Your vegan meals just got a bit… fancier.
On this episode of EATKINDLY With Me, Nathan-Josias—a French plant-based chef residing in London—cracks the code for the perfect vegan Scotch egg.
Scotch eggs are traditionally a boiled egg wrapped in sausage, usually pork. The egg and sausage are coated in breadcrumbs and either baked or deep-fried. In his version, Nathan-Josias omits the egg and animal-based sausage, instead using potatoes and vegan sausage to create this mouthwatering dish.
Nathan-Josias uses agar agar—a gelatin-like substance derived from red algae—and cashew milk to create an egg white mixture.
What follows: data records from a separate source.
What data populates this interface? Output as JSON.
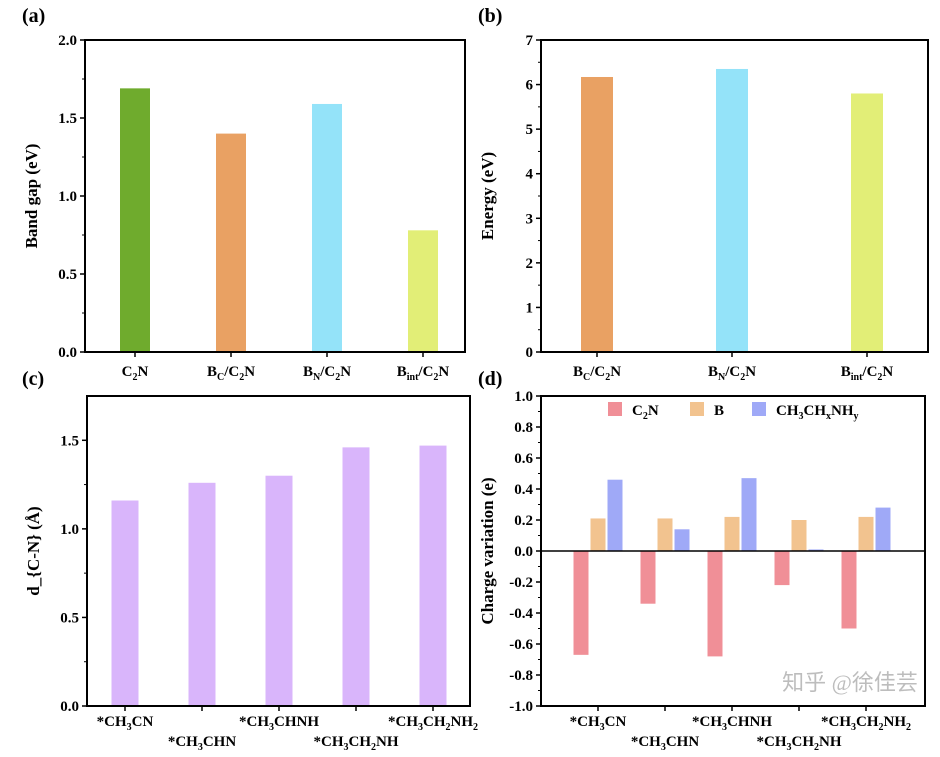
{
  "chart_data": [
    {
      "panel_label": "(a)",
      "type": "bar",
      "categories": [
        "C_{2}N",
        "B_{C}/C_{2}N",
        "B_{N}/C_{2}N",
        "B_{int}/C_{2}N"
      ],
      "values": [
        1.69,
        1.4,
        1.59,
        0.78
      ],
      "colors": [
        "#6fab2d",
        "#e9a163",
        "#94e3f9",
        "#e2ee77"
      ],
      "xlabel": "",
      "ylabel": "Band gap (eV)",
      "ylim": [
        0,
        2.0
      ],
      "yticks": [
        "0.0",
        "0.5",
        "1.0",
        "1.5",
        "2.0"
      ]
    },
    {
      "panel_label": "(b)",
      "type": "bar",
      "categories": [
        "B_{C}/C_{2}N",
        "B_{N}/C_{2}N",
        "B_{int}/C_{2}N"
      ],
      "values": [
        6.17,
        6.35,
        5.8
      ],
      "colors": [
        "#e9a163",
        "#94e3f9",
        "#e2ee77"
      ],
      "xlabel": "",
      "ylabel": "Energy (eV)",
      "ylim": [
        0,
        7
      ],
      "yticks": [
        "0",
        "1",
        "2",
        "3",
        "4",
        "5",
        "6",
        "7"
      ]
    },
    {
      "panel_label": "(c)",
      "type": "bar",
      "categories": [
        "*CH_{3}CN",
        "*CH_{3}CHN",
        "*CH_{3}CHNH",
        "*CH_{3}CH_{2}NH",
        "*CH_{3}CH_{2}NH_{2}"
      ],
      "values": [
        1.16,
        1.26,
        1.3,
        1.46,
        1.47
      ],
      "colors": [
        "#d9b5fb"
      ],
      "xlabel": "",
      "ylabel": "d_{C-N} (Å)",
      "ylim": [
        0,
        1.75
      ],
      "yticks": [
        "0.0",
        "0.5",
        "1.0",
        "1.5"
      ]
    },
    {
      "panel_label": "(d)",
      "type": "bar",
      "categories": [
        "*CH_{3}CN",
        "*CH_{3}CHN",
        "*CH_{3}CHNH",
        "*CH_{3}CH_{2}NH",
        "*CH_{3}CH_{2}NH_{2}"
      ],
      "series": [
        {
          "name": "C_{2}N",
          "values": [
            -0.67,
            -0.34,
            -0.68,
            -0.22,
            -0.5
          ],
          "color": "#f08f97"
        },
        {
          "name": "B",
          "values": [
            0.21,
            0.21,
            0.22,
            0.2,
            0.22
          ],
          "color": "#f2c38f"
        },
        {
          "name": "CH_{3}CH_{x}NH_{y}",
          "values": [
            0.46,
            0.14,
            0.47,
            0.01,
            0.28
          ],
          "color": "#9fa9f7"
        }
      ],
      "xlabel": "",
      "ylabel": "Charge variation (e)",
      "ylim": [
        -1.0,
        1.0
      ],
      "yticks": [
        "-1.0",
        "-0.8",
        "-0.6",
        "-0.4",
        "-0.2",
        "0.0",
        "0.2",
        "0.4",
        "0.6",
        "0.8",
        "1.0"
      ],
      "legend": "top"
    }
  ],
  "watermark": "知乎 @徐佳芸"
}
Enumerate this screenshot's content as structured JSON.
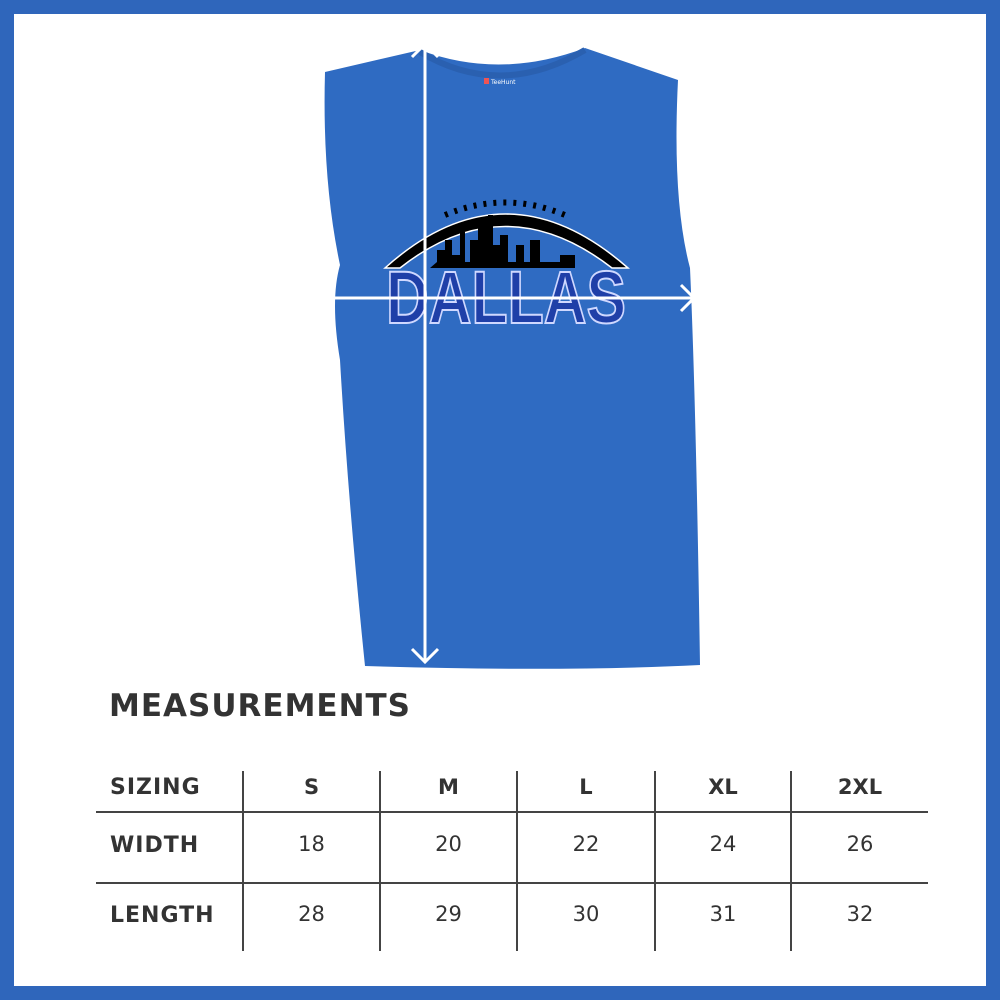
{
  "colors": {
    "border": "#2f66bb",
    "shirt": "#2f6bc2",
    "text_blue": "#1f3fa8",
    "ink": "#333333"
  },
  "product": {
    "graphic_text": "DALLAS",
    "tag_brand": "TeeHunt"
  },
  "measurements": {
    "title": "MEASUREMENTS",
    "header": [
      "SIZING",
      "S",
      "M",
      "L",
      "XL",
      "2XL"
    ],
    "rows": [
      {
        "label": "WIDTH",
        "values": [
          "18",
          "20",
          "22",
          "24",
          "26"
        ]
      },
      {
        "label": "LENGTH",
        "values": [
          "28",
          "29",
          "30",
          "31",
          "32"
        ]
      }
    ]
  }
}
For a taste reminiscent of the original version, he uses Kala Namak, or Himalayan black salt to achieve an “eggy” taste.
And for the egg yolk, he uses potatoes. “Normally potatoes are not in the Scotch egg recipe,” Nathan-Josias explains. “But we’re going to use them to make the yolk.”
In order to achieve the egg shape, he uses an egg-shaped mold. To get a yellow look similar to a hen-derived egg yolk, he seasons the potatoes with turmeric. And don’t forget about the vegan meat! Nathan-Josias uses Beyond Meat sausage for his vegan Scotch eggs.